The aircraft, which was carrying 68 passengers and four crew members, crashed into a 300m-deep gorge between Pokhara’s old airport and its new international terminal, at about 10.30am, minutes before landing.
Although Ms Khatiwada’s remains have yet to be found, she is believed to have died in the crash — the deadliest air disaster in the Himalayan country in three decades.
Her husband Dipak Pokhrel met the same fate on June 21, 2006.
He too had been the co-pilot on a Yeti Airlines flight, a Twin Otter prop aircraft — a small passenger plane that was carrying six passengers, four crew members and food to the western town of Jumla when it came down and burst into flames, killing everyone on board.

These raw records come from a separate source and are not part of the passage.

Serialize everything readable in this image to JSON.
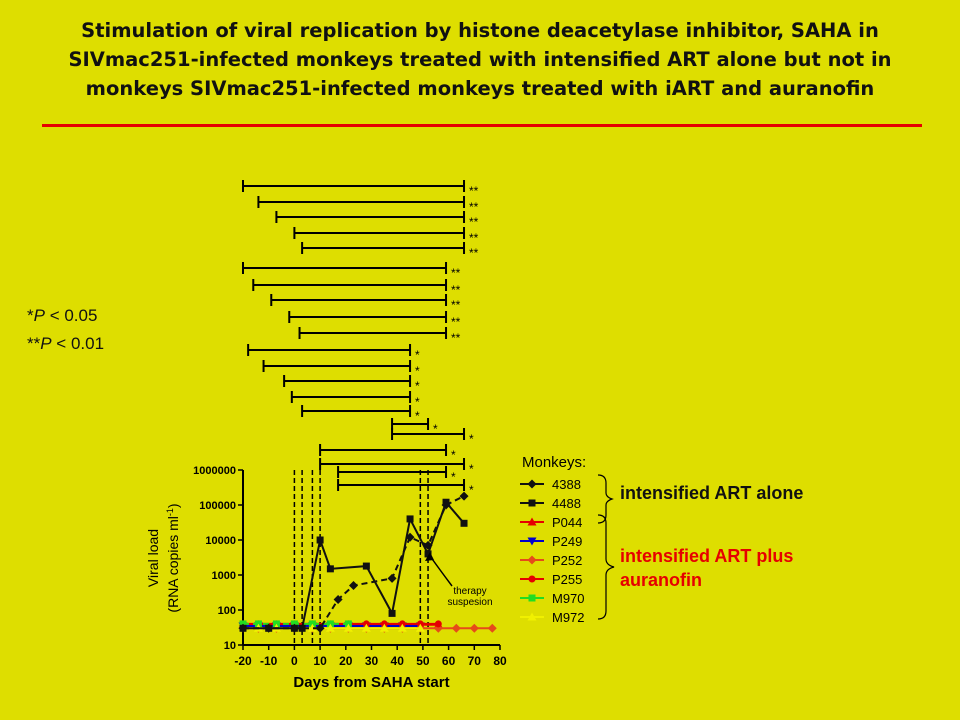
{
  "title_lines": [
    "Stimulation of viral replication by histone deacetylase inhibitor, SAHA in",
    "SIVmac251-infected monkeys treated with intensified ART alone but not in",
    "monkeys SIVmac251-infected monkeys treated with iART and auranofin"
  ],
  "significance": {
    "single_prefix": "*",
    "single_p": "P",
    "single_rest": " < 0.05",
    "double_prefix": "**",
    "double_p": "P",
    "double_rest": " < 0.01"
  },
  "groups": {
    "alone": "intensified ART alone",
    "auranofin_line1": "intensified ART plus",
    "auranofin_line2": "auranofin"
  },
  "colors": {
    "background": "#dede00",
    "rule": "#e60000",
    "alone": "#111111",
    "auranofin": "#e60000"
  },
  "chart_data": {
    "type": "line",
    "xlabel": "Days from SAHA start",
    "ylabel_line1": "Viral load",
    "ylabel_line2": "(RNA copies ml",
    "ylabel_sup": "-1",
    "ylabel_tail": ")",
    "yscale": "log",
    "ylim": [
      10,
      1000000
    ],
    "xlim": [
      -20,
      80
    ],
    "xticks": [
      -20,
      -10,
      0,
      10,
      20,
      30,
      40,
      50,
      60,
      70,
      80
    ],
    "yticks": [
      10,
      100,
      1000,
      10000,
      100000,
      1000000
    ],
    "ytick_labels": [
      "10",
      "100",
      "1000",
      "10000",
      "100000",
      "1000000"
    ],
    "legend_title": "Monkeys:",
    "legend_position": "right",
    "annotation": [
      "therapy",
      "suspesion"
    ],
    "dashed_lines_x": [
      0,
      3,
      7,
      10,
      49,
      52
    ],
    "series": [
      {
        "name": "4388",
        "color": "#111111",
        "marker": "diamond",
        "dashed": true,
        "x": [
          -20,
          -10,
          0,
          10,
          17,
          23,
          38,
          45,
          52,
          59,
          66
        ],
        "y": [
          30,
          30,
          30,
          30,
          200,
          500,
          800,
          12000,
          7000,
          100000,
          180000
        ]
      },
      {
        "name": "4488",
        "color": "#111111",
        "marker": "square",
        "dashed": false,
        "x": [
          -20,
          -10,
          0,
          3,
          10,
          14,
          28,
          38,
          45,
          52,
          59,
          66
        ],
        "y": [
          30,
          30,
          30,
          30,
          10000,
          1500,
          1800,
          80,
          40000,
          4000,
          120000,
          30000
        ]
      },
      {
        "name": "P044",
        "color": "#e60000",
        "marker": "triangle-up",
        "dashed": false,
        "x": [
          -20,
          -14,
          -7,
          0,
          7,
          14,
          21,
          28,
          35,
          42,
          49,
          56
        ],
        "y": [
          38,
          38,
          38,
          38,
          38,
          38,
          38,
          38,
          38,
          38,
          38,
          38
        ]
      },
      {
        "name": "P249",
        "color": "#0000cc",
        "marker": "triangle-down",
        "dashed": false,
        "x": [
          -20,
          -14,
          -7,
          0,
          7,
          14,
          21,
          28,
          35,
          42,
          49
        ],
        "y": [
          35,
          35,
          35,
          35,
          35,
          35,
          35,
          35,
          35,
          35,
          35
        ]
      },
      {
        "name": "P252",
        "color": "#e64a1a",
        "marker": "diamond",
        "dashed": false,
        "x": [
          -20,
          -14,
          -7,
          0,
          7,
          14,
          21,
          28,
          35,
          42,
          49,
          56,
          63,
          70,
          77
        ],
        "y": [
          30,
          30,
          30,
          30,
          30,
          30,
          30,
          30,
          30,
          30,
          30,
          30,
          30,
          30,
          30
        ]
      },
      {
        "name": "P255",
        "color": "#e60000",
        "marker": "circle",
        "dashed": false,
        "x": [
          -20,
          -14,
          -7,
          0,
          7,
          14,
          21,
          28,
          35,
          42,
          49,
          56
        ],
        "y": [
          40,
          40,
          40,
          40,
          40,
          40,
          40,
          40,
          40,
          40,
          40,
          40
        ]
      },
      {
        "name": "M970",
        "color": "#22dd22",
        "marker": "square",
        "dashed": true,
        "x": [
          -20,
          -14,
          -7,
          0,
          7,
          14,
          21
        ],
        "y": [
          40,
          40,
          40,
          40,
          40,
          40,
          40
        ]
      },
      {
        "name": "M972",
        "color": "#f0f000",
        "marker": "triangle-up",
        "dashed": false,
        "x": [
          -20,
          -14,
          -7,
          0,
          7,
          14,
          21,
          28,
          35,
          42,
          49
        ],
        "y": [
          30,
          30,
          30,
          30,
          30,
          30,
          30,
          30,
          30,
          30,
          30
        ]
      }
    ],
    "significance_brackets": [
      {
        "from": -20,
        "to": 66,
        "label": "**"
      },
      {
        "from": -14,
        "to": 66,
        "label": "**"
      },
      {
        "from": -7,
        "to": 66,
        "label": "**"
      },
      {
        "from": 0,
        "to": 66,
        "label": "**"
      },
      {
        "from": 3,
        "to": 66,
        "label": "**"
      },
      {
        "from": -20,
        "to": 59,
        "label": "**"
      },
      {
        "from": -16,
        "to": 59,
        "label": "**"
      },
      {
        "from": -9,
        "to": 59,
        "label": "**"
      },
      {
        "from": -2,
        "to": 59,
        "label": "**"
      },
      {
        "from": 2,
        "to": 59,
        "label": "**"
      },
      {
        "from": -18,
        "to": 45,
        "label": "*"
      },
      {
        "from": -12,
        "to": 45,
        "label": "*"
      },
      {
        "from": -4,
        "to": 45,
        "label": "*"
      },
      {
        "from": -1,
        "to": 45,
        "label": "*"
      },
      {
        "from": 3,
        "to": 45,
        "label": "*"
      },
      {
        "from": 38,
        "to": 52,
        "label": "*"
      },
      {
        "from": 38,
        "to": 66,
        "label": "*"
      },
      {
        "from": 10,
        "to": 59,
        "label": "*"
      },
      {
        "from": 10,
        "to": 66,
        "label": "*"
      },
      {
        "from": 17,
        "to": 59,
        "label": "*"
      },
      {
        "from": 17,
        "to": 66,
        "label": "*"
      }
    ]
  }
}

Ms Khatiwada, who was left alone with their child, had reportedly used the insurance money to train as a pilot in the US.
She joined Yeti Airlines in June 2010, one of only six female pilots employed by the airline, and had flown close to 6,400 hours. She would go on to become a junior captain in 2017.
Ms Khatiwada became a full-time captain in 2019 and flew for 6,396 hours, Yeti Airlines spokesman Sudarshan Bartaula told The National.
She had reportedly remarried and had a second child. Friends and family told local newspapers that Ms Khatiwada loved her job.
Meanwhile, the search teams recovered two more bodies late from the crash site — where pieces of the aircraft lay scattered in a deep gorge near the Seti river — on Monday, taking the total to 70.
They resumed the search operation to find the two missing bodies on Tuesday morning.
Teknath Sitaula, a spokesman for Kathmandu's Tribhuvan International Airport, who travelled to Pokhara after the crash, said that the teams were using drones to find the missing bodies.
“The spot is a narrow, deep gorge and the teams are struggling as it is very critical and we are using drone cameras to locate any bodies but we can’t be sure about the finding,” Mr Sitaula told The National.
Of the bodies found, 23 were handed over to relatives, he said. The remaining 47 were taken to hospitals in Kathmandu for examination by forensics teams before they are handed over to their families.
In May, 22 people died when an aircraft crashed in a mountainous area after departing from Pokhara.
That crash prompted authorities to tighten regulations, including clearing flights for take-off only if there was favourable weather forecast throughout the route.
The accident was Nepal's deadliest since 1992, when 167 people aboard a Pakistan International Airlines plane died when it crashed as it approached Kathmandu.